Quelques semaines après sa campagne provocatrice à l'encontre du monde agricole, France Nature Environnement (FNE) a mis sur la table ses propositions pour une Pac plus verte, à l'occasion de son 35e congrès, vendredi, à Marseille.

« Nous faisons des propositions concrètes pour avoir des réponses concrètes, pas pour que ce soit un élément du débat laissé de côté lors de la prise de décision », a insisté Jean-Claude Bévillard, chargé des questions agricoles à FNE.

Dans le projets de l'organisation écologiste, les paiements aux agriculteurs se répartiraient sur deux socles.

Le socle de base serait « organisé autour de mesures claires et faciles à appliquer avec des aides plafonnées par actif et liées au respect de trois critères ».

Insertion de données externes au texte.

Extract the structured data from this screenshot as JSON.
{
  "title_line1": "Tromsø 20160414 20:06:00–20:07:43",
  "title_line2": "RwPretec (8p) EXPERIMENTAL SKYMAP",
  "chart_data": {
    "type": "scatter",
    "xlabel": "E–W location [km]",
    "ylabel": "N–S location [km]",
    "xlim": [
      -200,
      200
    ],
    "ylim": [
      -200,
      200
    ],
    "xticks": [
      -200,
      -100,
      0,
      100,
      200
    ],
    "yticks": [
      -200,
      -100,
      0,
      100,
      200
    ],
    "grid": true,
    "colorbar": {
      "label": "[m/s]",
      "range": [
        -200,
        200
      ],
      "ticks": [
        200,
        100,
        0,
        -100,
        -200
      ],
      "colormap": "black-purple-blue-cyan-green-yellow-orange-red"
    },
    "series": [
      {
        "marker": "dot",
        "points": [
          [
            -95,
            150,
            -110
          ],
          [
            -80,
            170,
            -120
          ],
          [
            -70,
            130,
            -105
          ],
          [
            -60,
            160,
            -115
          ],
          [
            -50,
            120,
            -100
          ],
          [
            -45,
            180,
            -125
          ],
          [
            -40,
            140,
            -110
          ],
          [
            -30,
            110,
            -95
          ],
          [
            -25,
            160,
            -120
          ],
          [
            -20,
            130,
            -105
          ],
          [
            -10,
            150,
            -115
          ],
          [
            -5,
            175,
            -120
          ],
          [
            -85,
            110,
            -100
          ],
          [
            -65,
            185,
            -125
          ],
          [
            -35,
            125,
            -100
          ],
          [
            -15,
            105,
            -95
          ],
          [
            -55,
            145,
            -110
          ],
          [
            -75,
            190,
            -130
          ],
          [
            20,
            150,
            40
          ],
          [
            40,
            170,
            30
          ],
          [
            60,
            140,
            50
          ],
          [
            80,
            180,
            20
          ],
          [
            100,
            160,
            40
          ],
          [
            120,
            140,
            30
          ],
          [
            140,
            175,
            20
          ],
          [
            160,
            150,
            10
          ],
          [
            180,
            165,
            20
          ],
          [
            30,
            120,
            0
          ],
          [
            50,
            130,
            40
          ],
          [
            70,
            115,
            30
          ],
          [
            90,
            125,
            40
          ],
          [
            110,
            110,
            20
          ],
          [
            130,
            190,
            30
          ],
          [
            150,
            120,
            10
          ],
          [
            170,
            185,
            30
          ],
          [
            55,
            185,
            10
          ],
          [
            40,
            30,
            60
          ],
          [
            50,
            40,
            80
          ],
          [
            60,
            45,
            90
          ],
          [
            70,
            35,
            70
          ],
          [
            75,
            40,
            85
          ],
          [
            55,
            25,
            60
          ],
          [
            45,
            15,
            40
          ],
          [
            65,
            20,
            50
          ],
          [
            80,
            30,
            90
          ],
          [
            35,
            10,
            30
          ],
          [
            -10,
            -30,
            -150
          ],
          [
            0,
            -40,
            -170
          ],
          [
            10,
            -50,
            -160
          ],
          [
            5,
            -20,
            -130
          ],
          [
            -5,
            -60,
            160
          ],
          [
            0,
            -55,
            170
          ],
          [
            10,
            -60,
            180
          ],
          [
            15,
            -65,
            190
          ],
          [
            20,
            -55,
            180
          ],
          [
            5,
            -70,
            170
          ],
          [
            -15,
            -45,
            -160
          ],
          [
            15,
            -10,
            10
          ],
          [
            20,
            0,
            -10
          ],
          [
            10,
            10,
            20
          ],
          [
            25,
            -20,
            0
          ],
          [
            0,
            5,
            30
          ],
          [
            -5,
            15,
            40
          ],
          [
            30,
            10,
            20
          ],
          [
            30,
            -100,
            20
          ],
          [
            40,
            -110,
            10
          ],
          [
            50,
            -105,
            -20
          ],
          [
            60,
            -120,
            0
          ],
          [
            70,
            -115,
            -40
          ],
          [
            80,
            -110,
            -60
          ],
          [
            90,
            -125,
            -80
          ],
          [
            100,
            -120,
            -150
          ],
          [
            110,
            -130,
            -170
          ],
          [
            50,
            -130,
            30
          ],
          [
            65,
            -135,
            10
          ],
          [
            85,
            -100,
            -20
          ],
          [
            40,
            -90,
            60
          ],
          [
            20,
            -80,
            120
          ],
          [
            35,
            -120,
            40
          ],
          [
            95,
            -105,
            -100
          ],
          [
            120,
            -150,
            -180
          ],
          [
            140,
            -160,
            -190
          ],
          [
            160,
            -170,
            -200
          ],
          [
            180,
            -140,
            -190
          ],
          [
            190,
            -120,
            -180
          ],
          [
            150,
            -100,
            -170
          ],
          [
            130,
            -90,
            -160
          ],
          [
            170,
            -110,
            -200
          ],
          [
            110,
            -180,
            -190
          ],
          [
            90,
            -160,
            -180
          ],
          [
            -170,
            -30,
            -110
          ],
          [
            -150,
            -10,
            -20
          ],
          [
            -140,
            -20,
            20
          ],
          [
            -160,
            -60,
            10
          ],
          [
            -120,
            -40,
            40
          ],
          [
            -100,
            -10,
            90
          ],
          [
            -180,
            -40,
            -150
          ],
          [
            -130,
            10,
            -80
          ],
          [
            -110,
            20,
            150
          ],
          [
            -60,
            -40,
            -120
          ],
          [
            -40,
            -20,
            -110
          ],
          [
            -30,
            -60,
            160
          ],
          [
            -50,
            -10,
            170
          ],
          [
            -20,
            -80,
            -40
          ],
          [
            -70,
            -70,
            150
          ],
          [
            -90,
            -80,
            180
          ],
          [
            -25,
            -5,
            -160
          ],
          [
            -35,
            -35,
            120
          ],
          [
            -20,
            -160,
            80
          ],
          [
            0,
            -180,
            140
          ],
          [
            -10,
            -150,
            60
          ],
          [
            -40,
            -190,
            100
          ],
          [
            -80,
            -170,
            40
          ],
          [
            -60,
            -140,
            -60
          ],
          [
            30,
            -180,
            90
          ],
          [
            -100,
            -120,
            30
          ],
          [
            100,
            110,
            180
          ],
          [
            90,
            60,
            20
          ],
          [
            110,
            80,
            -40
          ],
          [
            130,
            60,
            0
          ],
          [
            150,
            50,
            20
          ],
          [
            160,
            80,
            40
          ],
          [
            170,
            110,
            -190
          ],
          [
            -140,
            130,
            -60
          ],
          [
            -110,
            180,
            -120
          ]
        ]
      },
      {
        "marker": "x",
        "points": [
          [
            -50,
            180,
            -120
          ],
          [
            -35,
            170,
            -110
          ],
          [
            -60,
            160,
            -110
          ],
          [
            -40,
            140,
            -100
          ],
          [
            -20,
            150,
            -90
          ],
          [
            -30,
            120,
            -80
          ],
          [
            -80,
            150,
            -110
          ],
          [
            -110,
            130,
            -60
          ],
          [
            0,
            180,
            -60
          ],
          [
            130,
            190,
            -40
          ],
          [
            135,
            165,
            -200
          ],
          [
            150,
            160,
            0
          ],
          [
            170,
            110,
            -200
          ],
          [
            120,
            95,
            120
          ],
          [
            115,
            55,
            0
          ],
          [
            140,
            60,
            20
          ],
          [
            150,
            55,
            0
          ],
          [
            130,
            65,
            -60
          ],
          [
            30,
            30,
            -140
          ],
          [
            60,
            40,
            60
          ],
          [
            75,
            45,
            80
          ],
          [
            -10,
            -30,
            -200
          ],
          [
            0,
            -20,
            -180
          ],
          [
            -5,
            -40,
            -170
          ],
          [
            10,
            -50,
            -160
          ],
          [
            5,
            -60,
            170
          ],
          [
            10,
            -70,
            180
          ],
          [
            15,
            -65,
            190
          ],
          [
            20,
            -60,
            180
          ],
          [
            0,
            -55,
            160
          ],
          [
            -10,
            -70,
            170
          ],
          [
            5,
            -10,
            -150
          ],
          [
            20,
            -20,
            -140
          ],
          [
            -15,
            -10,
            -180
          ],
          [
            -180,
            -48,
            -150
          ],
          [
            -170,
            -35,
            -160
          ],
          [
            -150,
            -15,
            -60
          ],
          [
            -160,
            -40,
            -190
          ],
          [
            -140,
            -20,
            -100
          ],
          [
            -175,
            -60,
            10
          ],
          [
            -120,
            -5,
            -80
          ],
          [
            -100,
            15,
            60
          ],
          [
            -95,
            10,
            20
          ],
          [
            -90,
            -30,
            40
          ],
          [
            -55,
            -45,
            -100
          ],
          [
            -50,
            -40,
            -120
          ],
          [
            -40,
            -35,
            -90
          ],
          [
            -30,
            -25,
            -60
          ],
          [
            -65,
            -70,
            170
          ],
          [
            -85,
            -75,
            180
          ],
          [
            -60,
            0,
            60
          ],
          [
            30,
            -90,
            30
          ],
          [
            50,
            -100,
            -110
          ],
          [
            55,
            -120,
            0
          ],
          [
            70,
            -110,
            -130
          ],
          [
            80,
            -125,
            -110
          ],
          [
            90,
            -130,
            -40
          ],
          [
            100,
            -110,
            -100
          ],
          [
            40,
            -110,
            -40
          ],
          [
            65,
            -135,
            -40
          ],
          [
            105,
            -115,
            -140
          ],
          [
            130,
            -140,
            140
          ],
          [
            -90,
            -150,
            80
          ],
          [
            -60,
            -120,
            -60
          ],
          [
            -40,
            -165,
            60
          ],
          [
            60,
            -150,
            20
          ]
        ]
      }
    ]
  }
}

  • Au mois 5 % de la SAU consacré à la biodiversité : il s'agit du surfaces non labourées, qui ne reçoivent pas de fertilisation ni de traitements phyto, telles que des zones humides, des zones enherbées, des haies, landes, etc.
  • Autonomie : la part des intrants (engrais, pesticides, carburants, aliments) serait limitée à 60 % du chiffre d'affaires de l'exploitation.
  • Diversification : au moins quatre cultures devraient être présentes sur l'exploitation, la culture principale n'excédant pas 50 % de la sole cultivée.

Le second socle proposé par FNE comprendrait la rémunération de prestations environnementales bien identifiées et mesurables, pour les agriculteurs qui veulent s'engager. Pour redonner de la légitimité à cette politique « il faut clarifier ce que l'agriculteur doit fournir en contrepartie des aides », a insisté Jean-Claude Bévillard.

Mais, si l'Union européenne s'engage sur une Pac ambitieuse au niveau environnemental, il faudra une régulation écologique aux frontières, a-t-il aussi prévenu.